Staff Profiles
I specialise in the history of people's bodily experiences in the rural and urban realms of nineteenth- and twentieth-century Britain, working at the intersection of environmental history, the history of the body and senses, and the history of science.
I joined the History Department in January 2026 as Research Associate on Elizabeth Turk's Wellcome-funded Accessing the wellbeing commons project, working on contemporary histories of social inequalities and access to wild swimming site in Devon.
Before Newcastle, I was Lecturer in the History of Science and the Environment at King's College London, following a PhD at the Universities of Bristol and Exeter, funded by the Arts and Humanities Research Council. From 2022-2025, I was co-founder and director of the Bristol Senses and Sensations research group – and remain on its steering committee.
I am particularly interested in questions of how environments acquired meaning in the past, and the role tangible encounters between bodies and matter has played in this process.

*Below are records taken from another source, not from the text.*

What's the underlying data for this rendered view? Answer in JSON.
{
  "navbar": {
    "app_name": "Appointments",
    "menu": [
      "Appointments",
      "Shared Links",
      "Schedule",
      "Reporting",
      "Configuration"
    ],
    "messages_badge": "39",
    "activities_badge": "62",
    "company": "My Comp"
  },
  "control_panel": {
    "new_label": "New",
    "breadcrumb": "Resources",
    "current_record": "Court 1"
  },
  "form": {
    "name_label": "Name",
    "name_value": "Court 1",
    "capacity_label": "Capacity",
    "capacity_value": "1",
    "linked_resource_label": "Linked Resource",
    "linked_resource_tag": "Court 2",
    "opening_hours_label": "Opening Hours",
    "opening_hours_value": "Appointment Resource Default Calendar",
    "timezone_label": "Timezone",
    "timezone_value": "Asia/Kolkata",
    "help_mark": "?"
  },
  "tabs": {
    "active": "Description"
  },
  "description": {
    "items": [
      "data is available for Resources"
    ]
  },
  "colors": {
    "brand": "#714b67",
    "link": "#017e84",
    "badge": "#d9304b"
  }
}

I am currently working on a monograph that examines individuals’ embodied encounters with the environments of rural Britain in the nineteenth century.
My teaching expertise is wide ranging, having taught core skills and methods modules in History and Geography, and undergraduate and MA courses on British, European and global histories, with a specific focus on the nineteenth and twentieth centuries. I have also taught specialist modules on environmental and animal history, urban history and sensory history.